One week left. Just one week…
Episode 10 of Terror in Resonance (Zankyou no Terror) continues to press this ambitious story forward at breakneck speed. In twenty-something minutes, we get Nine’s arrest, Twelve’s rescue, Shibazaki’s confrontation of Mamiya, Five’s killing of her handler, and Five’s suicide, enough action to fill two episodes. But somehow, Watanabe is able to keep the series clarity, and it all works to create a tone of desperation and anxiety, a literally explosive ending is on the horizon.
What I found most interested in this episode was how the show, which has mildly asked us to ask who the villains are all along, really hits that question hard in this episode. Some villains are clear, like Mamiya (though perhaps many will find his motive patriotic and honorable, if his actions were reprehensible). Others are more difficult to put a finger on, like Five, who while killing without abandon and putting innocents at danger, is herself a victim of the worst kind of childhood abuse.
But more than that, we see this fine line between good and bad examined in three of our leads: Nine, Twelve, and Shibazaki:
- Shibazaki shoos away his protege so that he can visit Mamiya alone. He later states that he possibly intended to kill the man as apparently an act of revenge on the parts of both the children of the Athena Project and for himself.
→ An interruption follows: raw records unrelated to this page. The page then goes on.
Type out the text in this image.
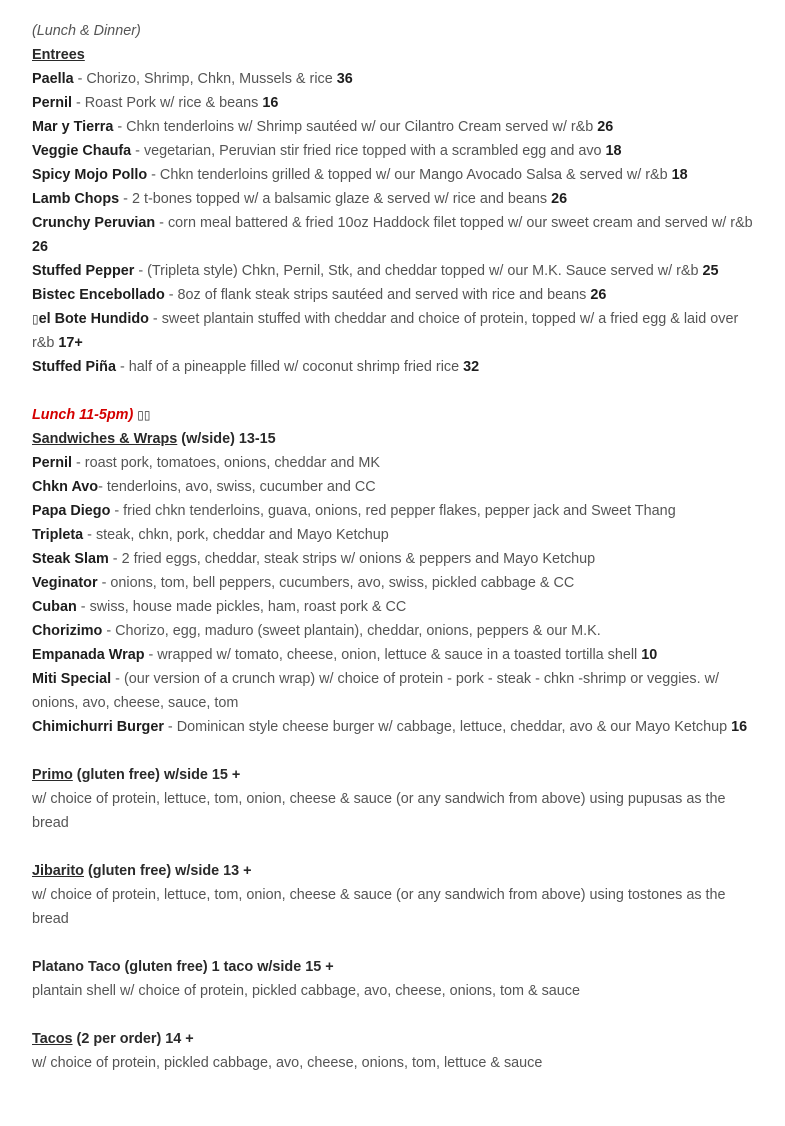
(Lunch & Dinner)

Entrees

Paella - Chorizo, Shrimp, Chkn, Mussels & rice 36

Pernil - Roast Pork w/ rice & beans 16

Mar y Tierra - Chkn tenderloins w/ Shrimp sautéed w/ our Cilantro Cream served w/ r&b 26

Veggie Chaufa - vegetarian, Peruvian stir fried rice topped with a scrambled egg and avo 18

Spicy Mojo Pollo - Chkn tenderloins grilled & topped w/ our Mango Avocado Salsa & served w/ r&b 18

Lamb Chops - 2 t-bones topped w/ a balsamic glaze & served w/ rice and beans 26

Crunchy Peruvian - corn meal battered & fried 10oz Haddock filet topped w/ our sweet cream and served w/ r&b 26

Stuffed Pepper - (Tripleta style) Chkn, Pernil, Stk, and cheddar topped w/ our M.K. Sauce served w/ r&b 25

Bistec Encebollado - 8oz of flank steak strips sautéed and served with rice and beans 26

▯el Bote Hundido - sweet plantain stuffed with cheddar and choice of protein, topped w/ a fried egg & laid over r&b 17+

Stuffed Piña - half of a pineapple filled w/ coconut shrimp fried rice 32

Lunch 11-5pm) ▯▯

Sandwiches & Wraps (w/side) 13-15

Pernil - roast pork, tomatoes, onions, cheddar and MK

Chkn Avo- tenderloins, avo, swiss, cucumber and CC

Papa Diego - fried chkn tenderloins, guava, onions, red pepper flakes, pepper jack and Sweet Thang

Tripleta - steak, chkn, pork, cheddar and Mayo Ketchup

Steak Slam - 2 fried eggs, cheddar, steak strips w/ onions & peppers and Mayo Ketchup

Veginator - onions, tom, bell peppers, cucumbers, avo, swiss, pickled cabbage & CC

Cuban - swiss, house made pickles, ham, roast pork & CC

Chorizimo - Chorizo, egg, maduro (sweet plantain), cheddar, onions, peppers & our M.K.

Empanada Wrap - wrapped w/ tomato, cheese, onion, lettuce & sauce in a toasted tortilla shell 10

Miti Special - (our version of a crunch wrap) w/ choice of protein - pork - steak - chkn -shrimp or veggies. w/ onions, avo, cheese, sauce, tom

Chimichurri Burger - Dominican style cheese burger w/ cabbage, lettuce, cheddar, avo & our Mayo Ketchup 16

Primo (gluten free) w/side 15 +

w/ choice of protein, lettuce, tom, onion, cheese & sauce (or any sandwich from above) using pupusas as the bread

Jibarito (gluten free) w/side 13 +

w/ choice of protein, lettuce, tom, onion, cheese & sauce (or any sandwich from above) using tostones as the bread

Platano Taco (gluten free) 1 taco w/side 15 +

plantain shell w/ choice of protein, pickled cabbage, avo, cheese, onions, tom & sauce

Tacos (2 per order) 14 +

w/ choice of protein, pickled cabbage, avo, cheese, onions, tom, lettuce & sauce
- Twelve gave up the location of the bomb last week in his rescue of Lisa, and now feels depressed because of the act of betrayal toward his best friend and partner in crime.
- Nine, as the mastermind, still give the audience pause. After many episodes of seeing him clearly as an anti-hero, we’re led to wonder if he really is that at all, as he’s stated that he plans to unleash an atomic weapon upon Tokyo.
Truth be told, these thin lines between good and evil, right motivations and wrong, are only bigger reflections of what goes on in our own hearts. Humanity is capable of so much good, but any person is also capable of great evil, as demonstrated through genocide and other travesties. Our heart, it seems, is a minefield, where most of it may be safe, but portions are dangerous and vile.
And the thing is this – if we’re so easily turned aside toward doing that which is wrong, what does that say about us? Like a an apple with a worm hidden in it’s core, it tells us this: while we can be beautiful, there’s something rotten on the inside. And no matter what we do or how we present ourselves, we’re still rotten apples.
It’s a depressing thought. But thankfully, as is the same with Terror in Resonance – that’s not the end of the story.